Au cœur d’une nuit glacée, un coup de fil du gardien nous avertit qu’une voiture vient d’arriver sur le parking des urgences. C'est une petite maternité et le parking n’est qu’un vaste espace goudronné, ouvert à tous les vents, modestement éclairé d’un unique lampadaire.

Je descends aux nouvelles. Une voiture est effectivement stationnée, moteur en marche au centre du rectangle d’asphalte, à une bonne dizaine de mètres de la porte d’entrée.
Le temps de la rejoindre, frissonnant sous les rafales de vent, j’imagine un couple, elle submergée par ses contractions, lui désorienté et trop ému pour savoir que faire.

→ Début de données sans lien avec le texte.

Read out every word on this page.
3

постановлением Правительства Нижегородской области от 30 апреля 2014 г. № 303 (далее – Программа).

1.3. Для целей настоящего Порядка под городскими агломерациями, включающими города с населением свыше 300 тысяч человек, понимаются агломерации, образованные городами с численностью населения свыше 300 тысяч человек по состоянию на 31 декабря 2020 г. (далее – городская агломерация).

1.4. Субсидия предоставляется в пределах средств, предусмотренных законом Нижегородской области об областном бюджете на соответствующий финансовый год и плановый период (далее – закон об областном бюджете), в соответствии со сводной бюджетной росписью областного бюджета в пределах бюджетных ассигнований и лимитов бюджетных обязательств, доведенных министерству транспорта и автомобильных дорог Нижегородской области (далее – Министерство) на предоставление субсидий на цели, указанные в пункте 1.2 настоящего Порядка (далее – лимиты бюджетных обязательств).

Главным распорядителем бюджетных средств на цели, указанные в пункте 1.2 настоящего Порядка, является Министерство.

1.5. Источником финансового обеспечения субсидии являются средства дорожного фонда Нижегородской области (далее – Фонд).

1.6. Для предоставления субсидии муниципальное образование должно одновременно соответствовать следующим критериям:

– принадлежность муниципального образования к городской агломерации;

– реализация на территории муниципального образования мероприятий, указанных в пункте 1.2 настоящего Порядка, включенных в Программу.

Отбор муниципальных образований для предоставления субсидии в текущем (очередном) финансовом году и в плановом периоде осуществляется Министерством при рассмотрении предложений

Le conducteur baisse sa vitre. Pas de futur papa, c‘est une femme. Bouleversée, bégayante, elle me désigne la banquette arrière. Dans la pénombre, je découvre une jeune femme demi allongée, une jambe posée au sol, l'autre fléchie contre le dossier, puis devine un nouveau-né dont la tête dépasse à peine des pans du manteau qui cherchent à le protéger du froid. J’ouvre la porte, accueillie par l’odeur caractéristique du liquide amniotique. Vérification rapide, le petit respire doucement, le cordon bat encore… Il vient de naitre.

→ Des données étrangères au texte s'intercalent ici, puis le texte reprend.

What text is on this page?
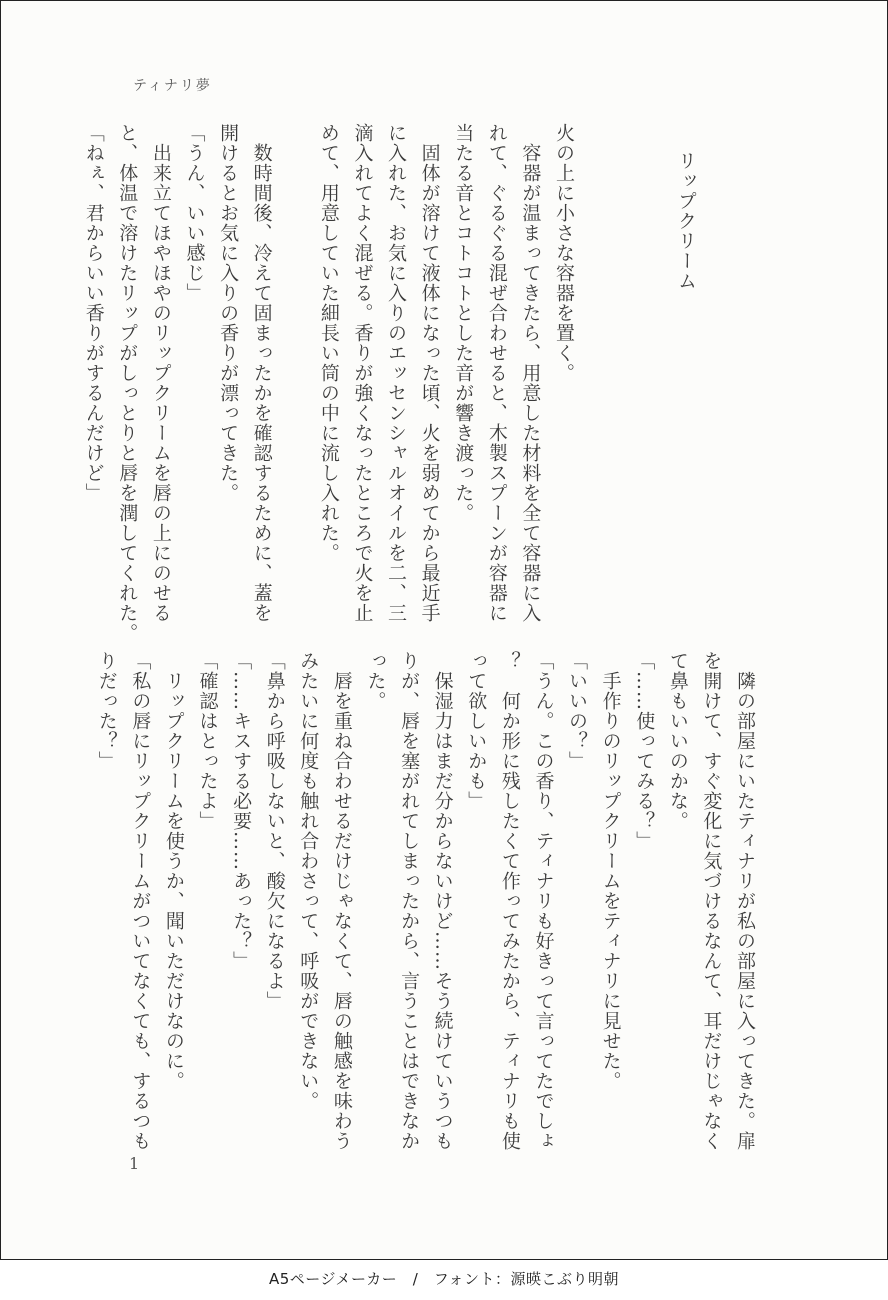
ティナリ夢
リップクリーム
火の上に小さな容器を置く。
　容器が温まってきたら、用意した材料を全て容器に入
れて、ぐるぐる混ぜ合わせると、木製スプーンが容器に
当たる音とコトコトとした音が響き渡った。
　固体が溶けて液体になった頃、火を弱めてから最近手
に入れた、お気に入りのエッセンシャルオイルを二、三
滴入れてよく混ぜる。香りが強くなったところで火を止
めて、用意していた細長い筒の中に流し入れた。

　数時間後、冷えて固まったかを確認するために、蓋を
開けるとお気に入りの香りが漂ってきた。
「うん、いい感じ」
　出来立てほやほやのリップクリームを唇の上にのせる
と、体温で溶けたリップがしっとりと唇を潤してくれた。
「ねぇ、君からいい香りがするんだけど」
　隣の部屋にいたティナリが私の部屋に入ってきた。扉
を開けて、すぐ変化に気づけるなんて、耳だけじゃなく
て鼻もいいのかな。
「……使ってみる？」
　手作りのリップクリームをティナリに見せた。
「いいの？」
「うん。この香り、ティナリも好きって言ってたでしょ
？　何か形に残したくて作ってみたから、ティナリも使
って欲しいかも」
　保湿力はまだ分からないけど……そう続けていうつも
りが、唇を塞がれてしまったから、言うことはできなか
った。
　唇を重ね合わせるだけじゃなくて、唇の触感を味わう
みたいに何度も触れ合わさって、呼吸ができない。
「鼻から呼吸しないと、酸欠になるよ」
「……キスする必要……あった？」
「確認はとったよ」
　リップクリームを使うか、聞いただけなのに。
「私の唇にリップクリームがついてなくても、するつも
りだった？」
1
A5ページメーカー　/　フォント：源暎こぶり明朝
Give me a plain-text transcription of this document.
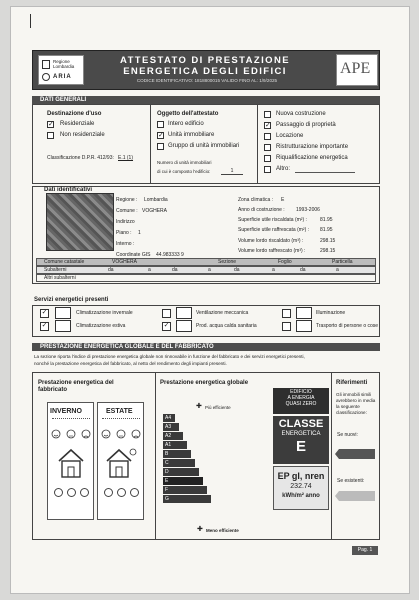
Regione
Lombardia
ARIA
ATTESTATO DI PRESTAZIONE
ENERGETICA DEGLI EDIFICI
CODICE IDENTIFICATIVO: 1818800015 VALIDO FINO AL: 1/9/2025
APE
DATI GENERALI
Destinazione d'uso
✓ Residenziale
Non residenziale
Classificazione D.P.R. 412/93: E.1 (1)
Oggetto dell'attestato
Intero edificio
✓ Unità immobiliare
Gruppo di unità immobiliari
Numero di unità immobiliari
di cui è composto l'edificio:	1
Nuova costruzione
✓ Passaggio di proprietà
Locazione
Ristrutturazione importante
Riqualificazione energetica
Altro:
Dati identificativi
Regione : Lombardia
Comune : VOGHERA
Indirizzo
Piano : 1
Interno :
Coordinate GIS 44.983333 9
Zona climatica : E
Anno di costruzione : 1993-2006
Superficie utile riscaldata (m²) :	81.95
Superficie utile raffrescata (m²) : 81.95
Volume lordo riscaldato (m³) :	298.15
Volume lordo raffrescato (m³) :	298.15
Comune catastale	VOGHERA	Sezione	Foglio	Particella
Subalterni	da	a	da	a	da	a	da	a
Altri subalterni
Servizi energetici presenti
✓	Climatizzazione invernale	Ventilazione meccanica	Illuminazione
✓	Climatizzazione estiva	✓	Prod. acqua calda sanitaria	Trasporto di persone o cose
PRESTAZIONE ENERGETICA GLOBALE E DEL FABBRICATO
La sezione riporta l'indice di prestazione energetica globale non rinnovabile in funzione del fabbricato e dei servizi energetici presenti,
nonché la prestazione energetica del fabbricato, al netto del rendimento degli impianti presenti.
Prestazione energetica del
fabbricato
INVERNO	ESTATE
Prestazione energetica globale
Più efficiente
✚
A4
A3
A2
A1
B
C
D
E
F
G
Meno efficiente
✚
EDIFICIO
A ENERGIA
QUASI ZERO
CLASSE
ENERGETICA
E
EP gl, nren
232.74
kWh/m² anno
Riferimenti
Gli immobili simili
avrebbero in media
la seguente
classificazione:
Se nuovi:
Se esistenti:
Pag. 1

J’apprendrais ensuite leur histoire; une naissance prévue un mois plus tard, des contractions qui s’installent alors que la mère est seule chez elle, le refus d’abord - ça ne peut pas être l’accouchement, c’est bien trop tôt - l’attente anxieuse d’une accalmie, l’évidence qui s’installe - il faut y aller - le recours à la voisine pour venir à la maternité et le bébé trop pressé qui n’attend pas l’arrivée. Elle a accouché seule sur le siège arrière pendant que sa voisine affolée tentait de l’emmener le plus vite possible à bon port.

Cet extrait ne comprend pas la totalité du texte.